Listening (94 days to go…)

by Max Akroyd

It’s the wrong end of the half term holiday and I’m sitting in the departure lounge of Manchester airport. It’s as low and grey in here as the clouds out there. Between the ranks of uncomfortable seats, and away from his Mum, there’s a toddler attempting to walk, but he’s being thwarted by the difficult angles and textures of this desolate space.

This slideshow requires JavaScript.

My French magazine is trying to tell me about the findings of a Danish study. It claims a 14% increase in heart failure among the over 65’s per 10 decibels of nuisance noise.

The night before a drunken Geordie was shouting outside my hotel room door at 2 a.m. His nocturnal rant was slightly quieter than that of the teething baby I’m used to at home, so my heart barely missed a beat. But sitting here for hours is definitely not good for your health. And what is that constant humming noise in the background? Maybe, like the dreary walls and ceilings, as interminable as the hours they capture, it’s designed to drive you into the retail outlets.
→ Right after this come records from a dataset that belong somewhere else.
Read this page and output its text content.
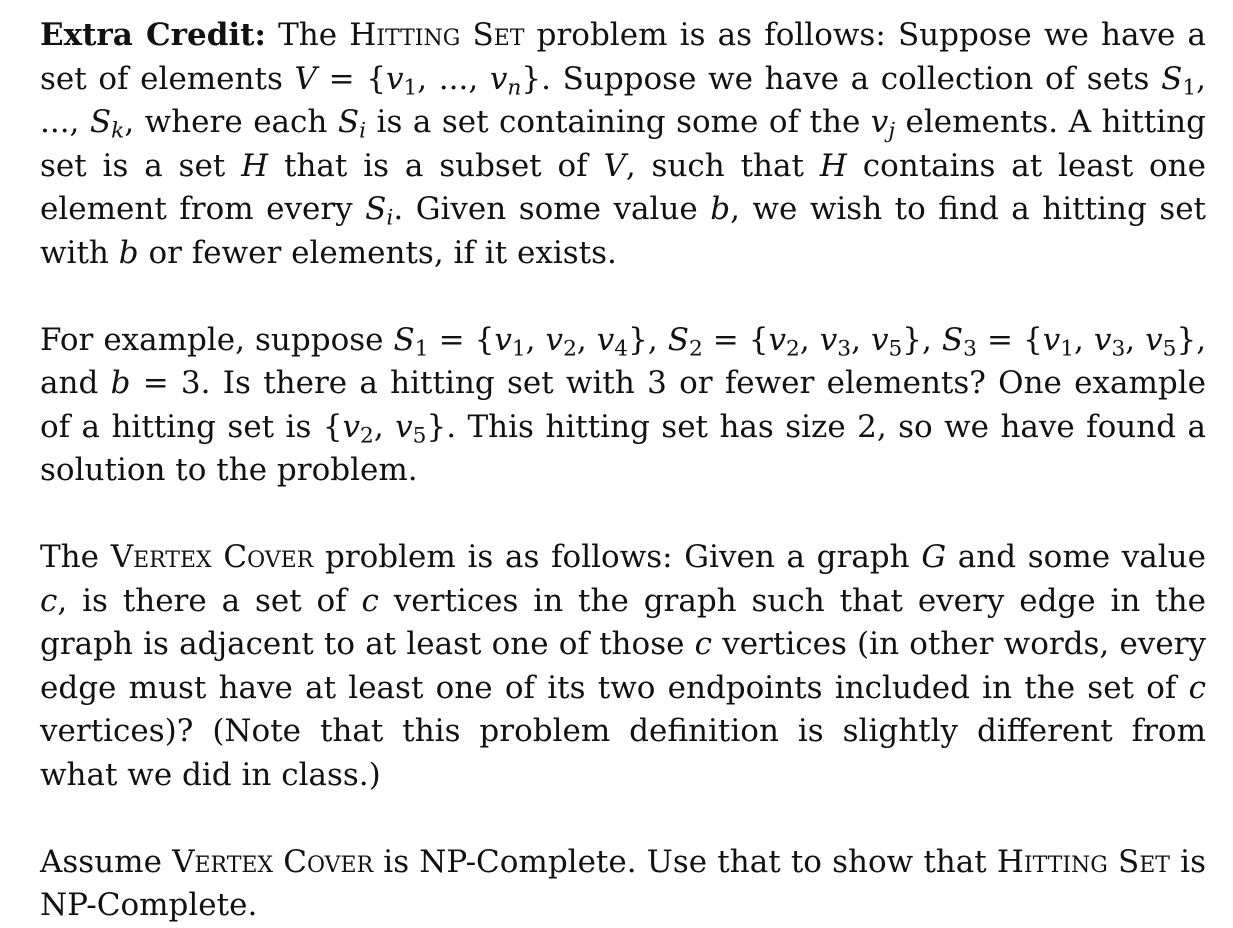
Extra Credit: The Hitting Set problem is as follows: Suppose we have a set of elements $V = \{v_1$, ..., $v_n$}. Suppose we have a collection of sets $S_1$, ..., $S_k$, where each $S_i$ is a set containing some of the $v_j$ elements. A hitting set is a set H that is a subset of V, such that H contains at least one element from every $S_i$. Given some value b, we wish to find a hitting set with b or fewer elements, if it exists.

For example, suppose $S_1 = \{v_1$, $v_2$, $v_4$}, $S_2 = \{v_2$, $v_3$, $v_5$}, $S_3 = \{v_1$, $v_3$, $v_5$}, and b = 3. Is there a hitting set with 3 or fewer elements? One example of a hitting set is {$v_2$, $v_5$}. This hitting set has size 2, so we have found a solution to the problem.

The Vertex Cover problem is as follows: Given a graph G and some value c, is there a set of c vertices in the graph such that every edge in the graph is adjacent to at least one of those c vertices (in other words, every edge must have at least one of its two endpoints included in the set of c vertices)? (Note that this problem definition is slightly different from what we did in class.)

Assume Vertex Cover is NP-Complete. Use that to show that Hitting Set is NP-Complete.
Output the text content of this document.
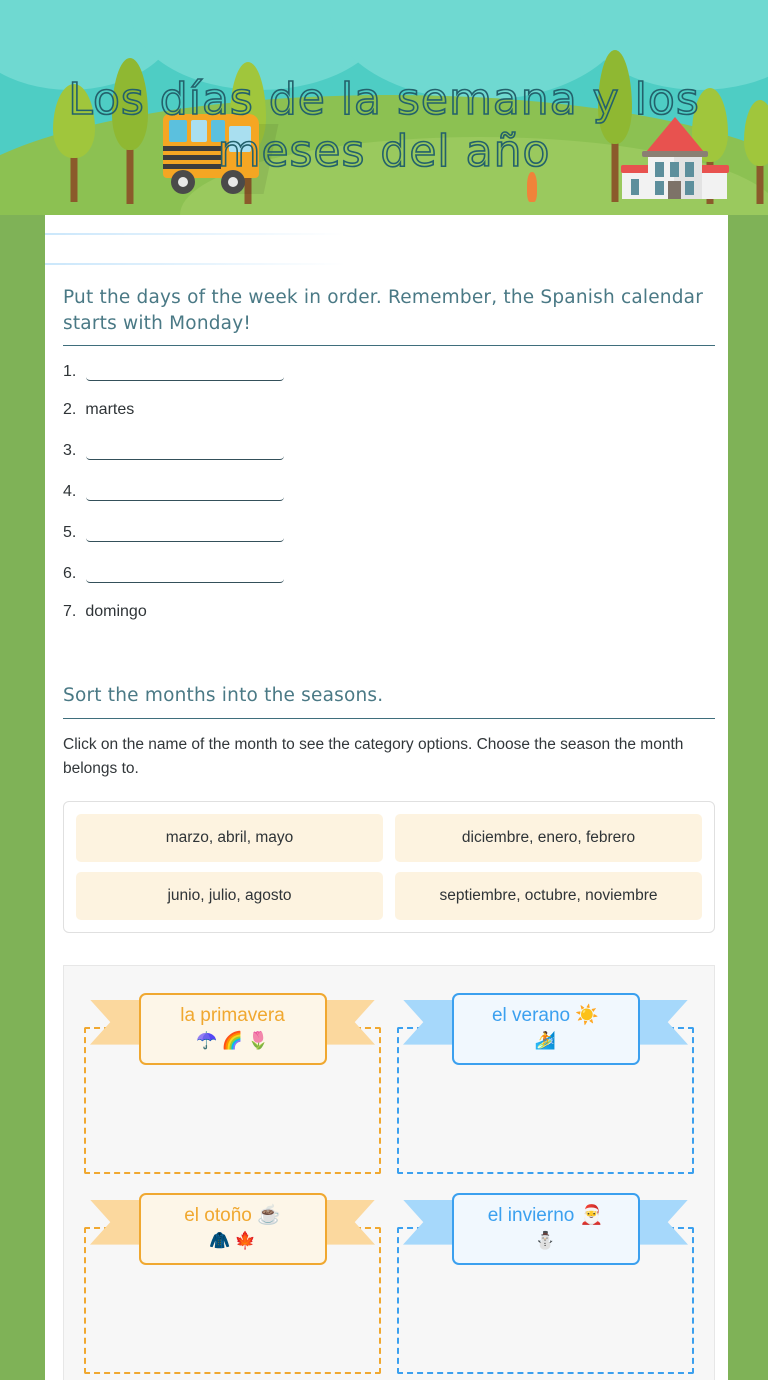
Los días de la semana y los meses del año
Put the days of the week in order. Remember, the Spanish calendar starts with Monday!
1.
2. martes
3.
4.
5.
6.
7. domingo
Sort the months into the seasons.

Click on the name of the month to see the category options. Choose the season the month belongs to.

marzo, abril, mayo	diciembre, enero, febrero
junio, julio, agosto	septiembre, octubre, noviembre
la primavera
☂️ 🌈 🌷
el verano ☀️
🏄
el otoño ☕
🧥 🍁
el invierno 🎅
⛄
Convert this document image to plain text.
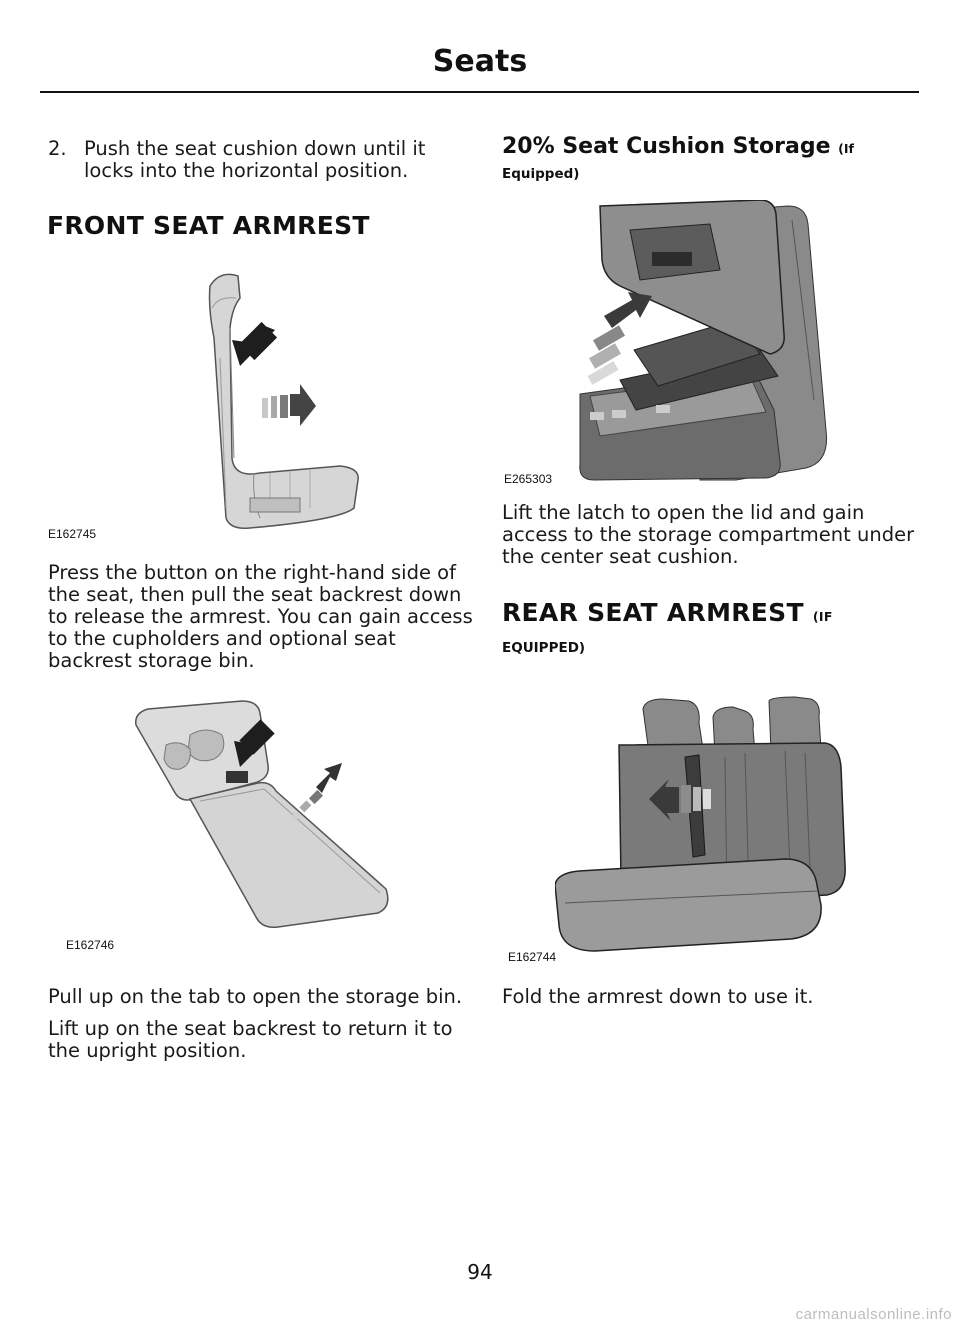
Seats
2. Push the seat cushion down until it
locks into the horizontal position.
FRONT SEAT ARMREST
E162745
Press the button on the right-hand side of
the seat, then pull the seat backrest down
to release the armrest. You can gain access
to the cupholders and optional seat
backrest storage bin.
E162746
Pull up on the tab to open the storage bin.
Lift up on the seat backrest to return it to
the upright position.
20% Seat Cushion Storage (If
Equipped)
E265303
Lift the latch to open the lid and gain
access to the storage compartment under
the center seat cushion.
REAR SEAT ARMREST (IF
EQUIPPED)
E162744
Fold the armrest down to use it.
94
carmanualsonline.info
Only a madman or a martyr would attempt to relate to the sea of faces washed up in the global village. Safer just to zone out, switch off to survive.

I think of home and the opposite relationship with the space we’re in. Back there the experience of the senses is the only reward: no wage, just sunrise, great food, bird song. If you couldn’t enjoy these it would be a life of poverty indeed. And, after exactly three years of field work, I find myself listening constantly, intently. Any wrinkle in the fabric of the farm’s normal sounds instantly attracts my attention. If any of the animals makes a non-ordinary noise I investigate immediately for fear of fox, stray dog or other walking calamity.
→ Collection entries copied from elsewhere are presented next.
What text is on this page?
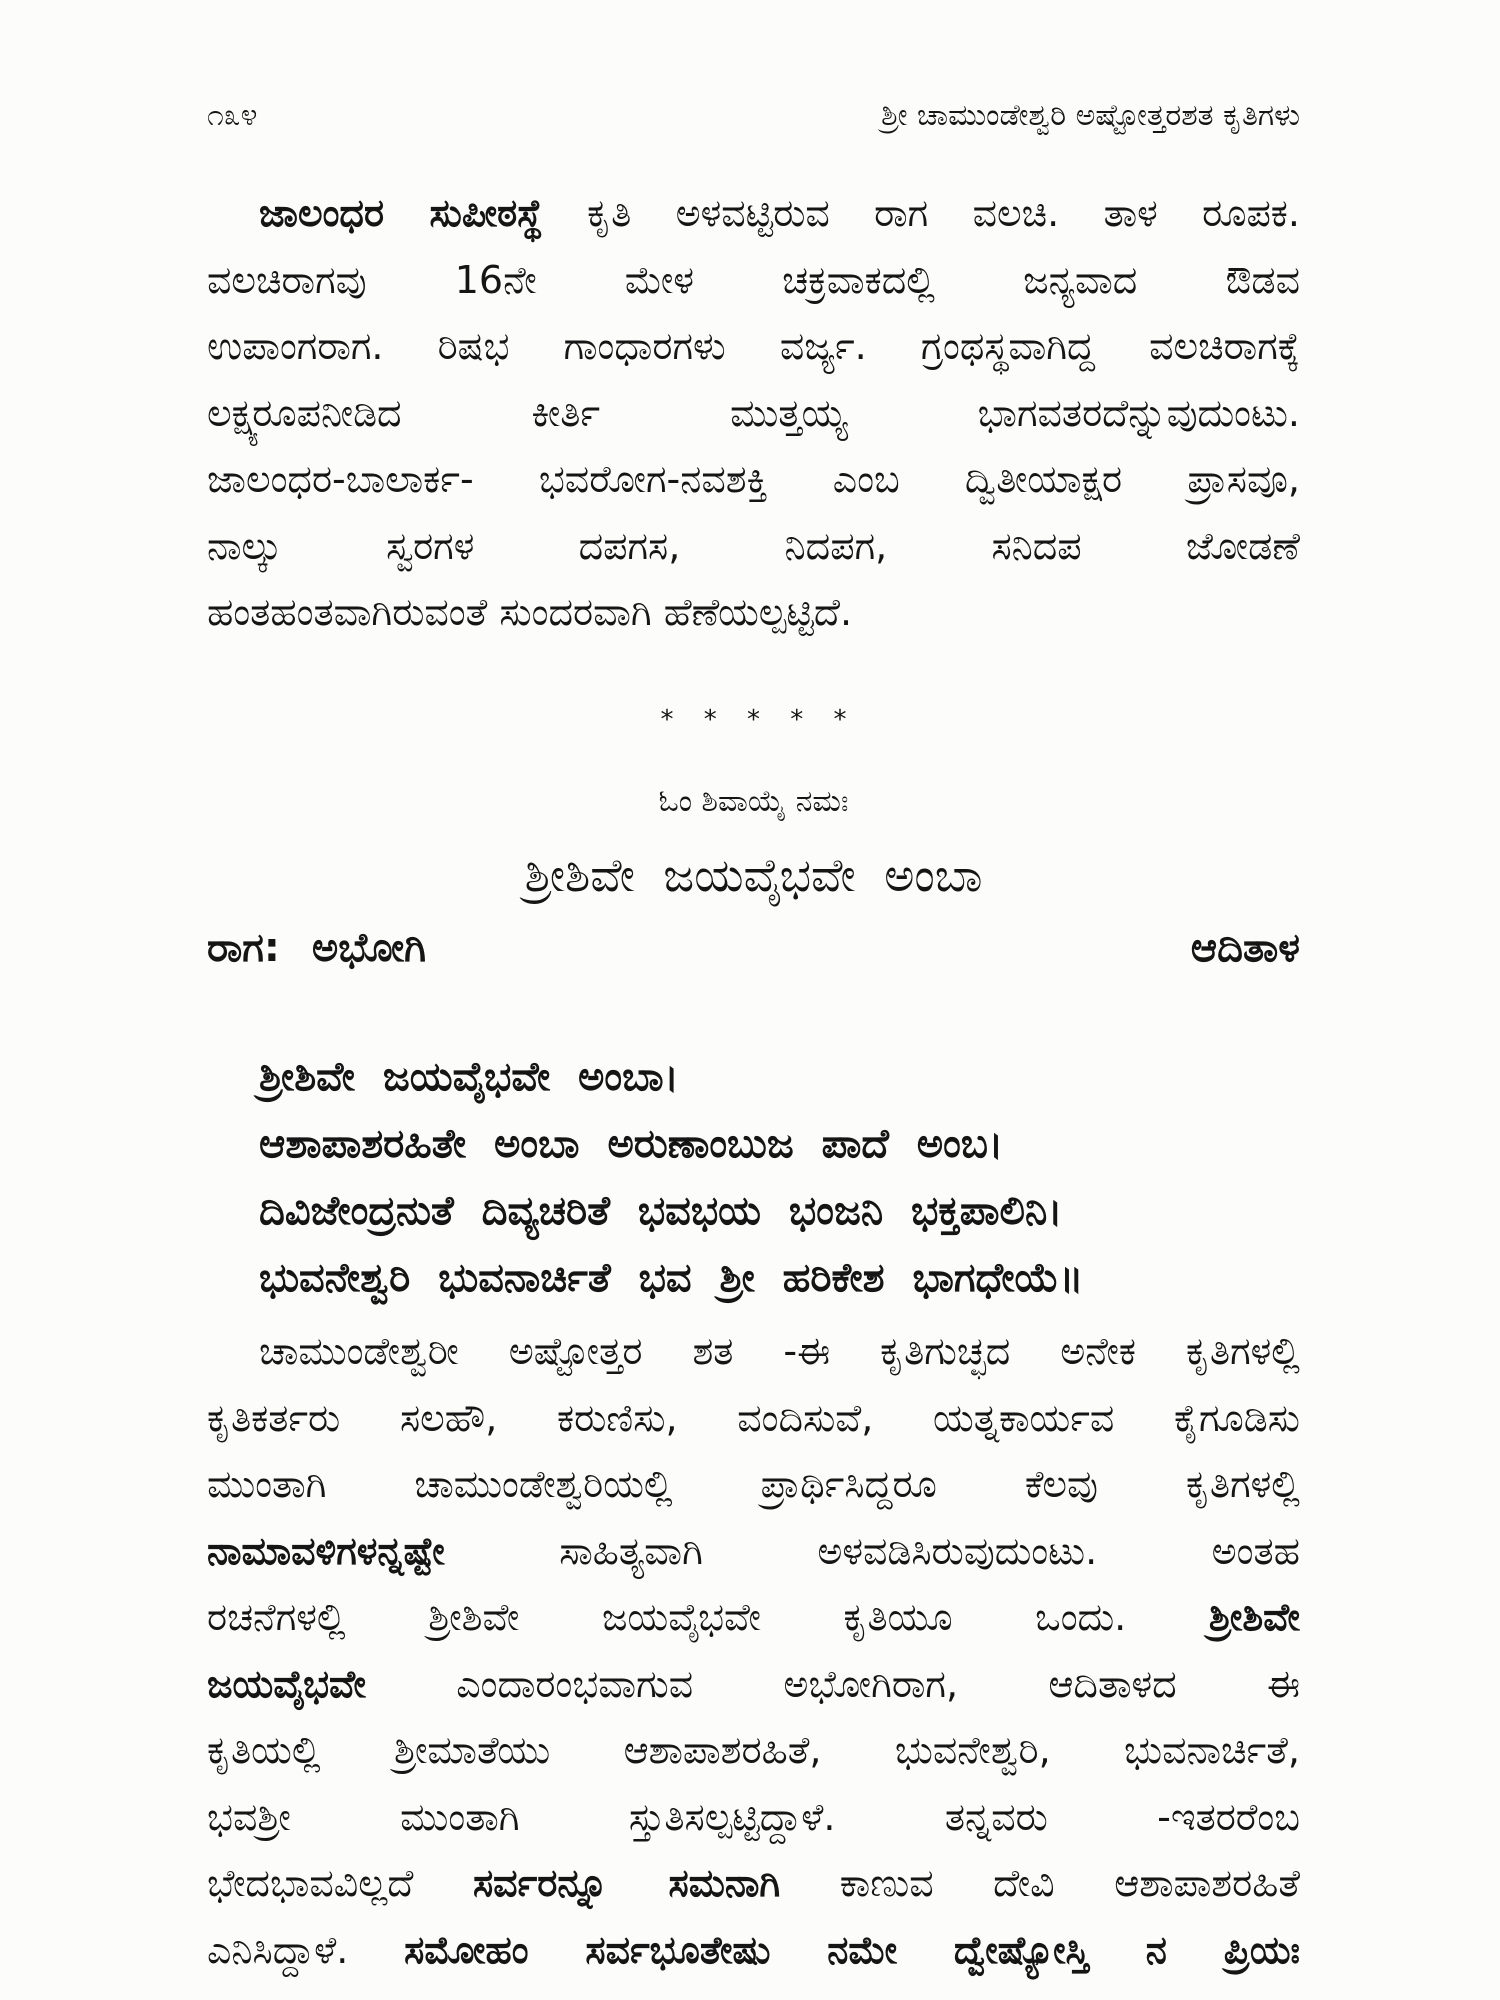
೧೩೪	ಶ್ರೀ ಚಾಮುಂಡೇಶ್ವರಿ ಅಷ್ಟೋತ್ತರಶತ ಕೃತಿಗಳು
ಜಾಲಂಧರ ಸುಪೀಠಸ್ಥೆ ಕೃತಿ ಅಳವಟ್ಟಿರುವ ರಾಗ ವಲಚಿ. ತಾಳ ರೂಪಕ.
ವಲಚಿರಾಗವು 16ನೇ ಮೇಳ ಚಕ್ರವಾಕದಲ್ಲಿ ಜನ್ಯವಾದ ಔಡವ
ಉಪಾಂಗರಾಗ. ರಿಷಭ ಗಾಂಧಾರಗಳು ವರ್ಜ್ಯ. ಗ್ರಂಥಸ್ಥವಾಗಿದ್ದ ವಲಚಿರಾಗಕ್ಕೆ
ಲಕ್ಷ್ಯರೂಪನೀಡಿದ ಕೀರ್ತಿ ಮುತ್ತಯ್ಯ ಭಾಗವತರದೆನ್ನುವುದುಂಟು.
ಜಾಲಂಧರ-ಬಾಲಾರ್ಕ- ಭವರೋಗ-ನವಶಕ್ತಿ ಎಂಬ ದ್ವಿತೀಯಾಕ್ಷರ ಪ್ರಾಸವೂ,
ನಾಲ್ಕು ಸ್ವರಗಳ ದಪಗಸ, ನಿದಪಗ, ಸನಿದಪ ಜೋಡಣೆ
ಹಂತಹಂತವಾಗಿರುವಂತೆ ಸುಂದರವಾಗಿ ಹೆಣೆಯಲ್ಪಟ್ಟಿದೆ.
* * * * *
ಓಂ ಶಿವಾಯೈ ನಮಃ
ಶ್ರೀಶಿವೇ ಜಯವೈಭವೇ ಅಂಬಾ
ರಾಗ: ಅಭೋಗಿ	ಆದಿತಾಳ
ಶ್ರೀಶಿವೇ ಜಯವೈಭವೇ ಅಂಬಾ।
ಆಶಾಪಾಶರಹಿತೇ ಅಂಬಾ ಅರುಣಾಂಬುಜ ಪಾದೆ ಅಂಬ।
ದಿವಿಜೇಂದ್ರನುತೆ ದಿವ್ಯಚರಿತೆ ಭವಭಯ ಭಂಜನಿ ಭಕ್ತಪಾಲಿನಿ।
ಭುವನೇಶ್ವರಿ ಭುವನಾರ್ಚಿತೆ ಭವ ಶ್ರೀ ಹರಿಕೇಶ ಭಾಗಧೇಯೆ॥
ಚಾಮುಂಡೇಶ್ವರೀ ಅಷ್ಟೋತ್ತರ ಶತ -ಈ ಕೃತಿಗುಚ್ಛದ ಅನೇಕ ಕೃತಿಗಳಲ್ಲಿ
ಕೃತಿಕರ್ತರು ಸಲಹೌ, ಕರುಣಿಸು, ವಂದಿಸುವೆ, ಯತ್ನಕಾರ್ಯವ ಕೈಗೂಡಿಸು
ಮುಂತಾಗಿ ಚಾಮುಂಡೇಶ್ವರಿಯಲ್ಲಿ ಪ್ರಾರ್ಥಿಸಿದ್ದರೂ ಕೆಲವು ಕೃತಿಗಳಲ್ಲಿ
ನಾಮಾವಳಿಗಳನ್ನಷ್ಟೇ ಸಾಹಿತ್ಯವಾಗಿ ಅಳವಡಿಸಿರುವುದುಂಟು. ಅಂತಹ
ರಚನೆಗಳಲ್ಲಿ ಶ್ರೀಶಿವೇ ಜಯವೈಭವೇ ಕೃತಿಯೂ ಒಂದು. ಶ್ರೀಶಿವೇ
ಜಯವೈಭವೇ ಎಂದಾರಂಭವಾಗುವ ಅಭೋಗಿರಾಗ, ಆದಿತಾಳದ ಈ
ಕೃತಿಯಲ್ಲಿ ಶ್ರೀಮಾತೆಯು ಆಶಾಪಾಶರಹಿತೆ, ಭುವನೇಶ್ವರಿ, ಭುವನಾರ್ಚಿತೆ,
ಭವಶ್ರೀ ಮುಂತಾಗಿ ಸ್ತುತಿಸಲ್ಪಟ್ಟಿದ್ದಾಳೆ. ತನ್ನವರು -ಇತರರೆಂಬ
ಭೇದಭಾವವಿಲ್ಲದೆ ಸರ್ವರನ್ನೂ ಸಮನಾಗಿ ಕಾಣುವ ದೇವಿ ಆಶಾಪಾಶರಹಿತೆ
ಎನಿಸಿದ್ದಾಳೆ. ಸಮೋಹಂ ಸರ್ವಭೂತೇಷು ನಮೇ ದ್ವೇಷ್ಯೋಸ್ತಿ ನ ಪ್ರಿಯಃ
Back in the public place, I put my headphones on and sink further into a private space.

*

Catching up on reading is the best aspect of the journey. I finally finished Twenty Years A-Growing. Latterly I’d had to ration my consumption of the chapters because I knew I was going to be sad when it was all over. It’s not often you can share in such a vivid experience of a pre-industrial life. I’m always sorry to leave.

More recommended reading! Our friends at Small Potatoes had linked me in to this report. I read it on the train as the weirdly unfamiliar Pennine landscape slipped by unheeded. I’d suggest that anyone else tempted to go back to the land should look at it closely.
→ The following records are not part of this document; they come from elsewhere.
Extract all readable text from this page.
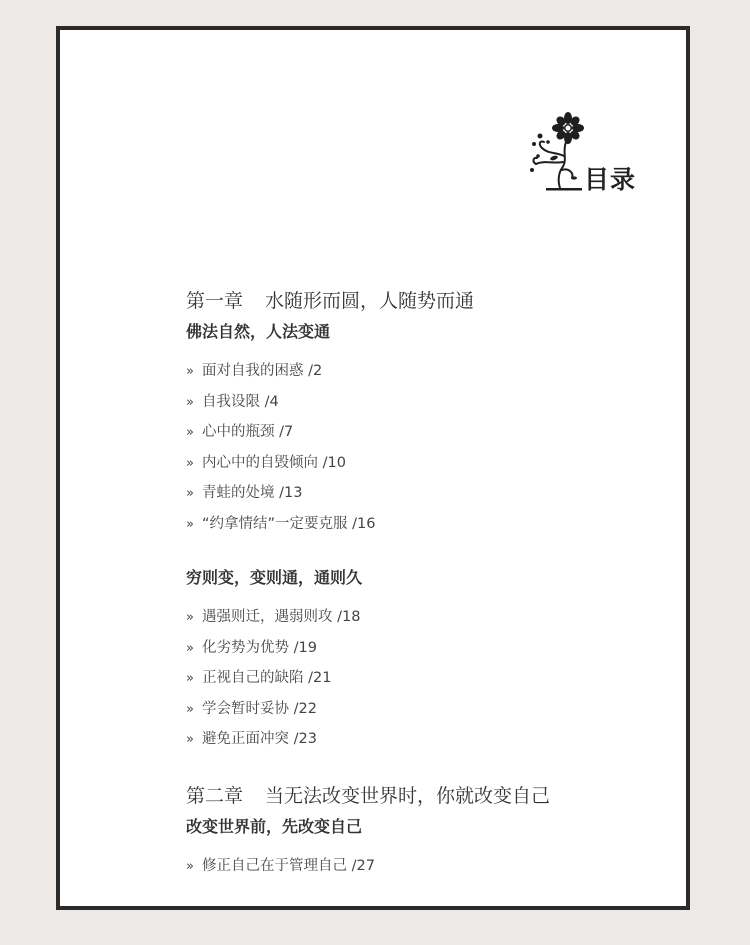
目录
第一章 水随形而圆，人随势而通
佛法自然，人法变通
» 面对自我的困惑 /2
» 自我设限 /4
» 心中的瓶颈 /7
» 内心中的自毁倾向 /10
» 青蛙的处境 /13
» “约拿情结”一定要克服 /16
穷则变，变则通，通则久
» 遇强则迁，遇弱则攻 /18
» 化劣势为优势 /19
» 正视自己的缺陷 /21
» 学会暂时妥协 /22
» 避免正面冲突 /23
第二章 当无法改变世界时，你就改变自己
改变世界前，先改变自己
» 修正自己在于管理自己 /27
Among the accounts of businesses based on small acreage there are some familiar names: Charles Dowding and Real Seeds are people I’ve given money to before now! Nothing in the report changed my conviction that subsistence and barter are the natural affiliates of this way of life, rather than profit. I wasn’t completely convinced that viability achieved by propping up a venture with private funds is necessarily more worthy or sensible than accepting a state handout, like Big Ag does. But until the tax man accepts payment in the form of Jerusalem artichokes, I guess it might pay to take note.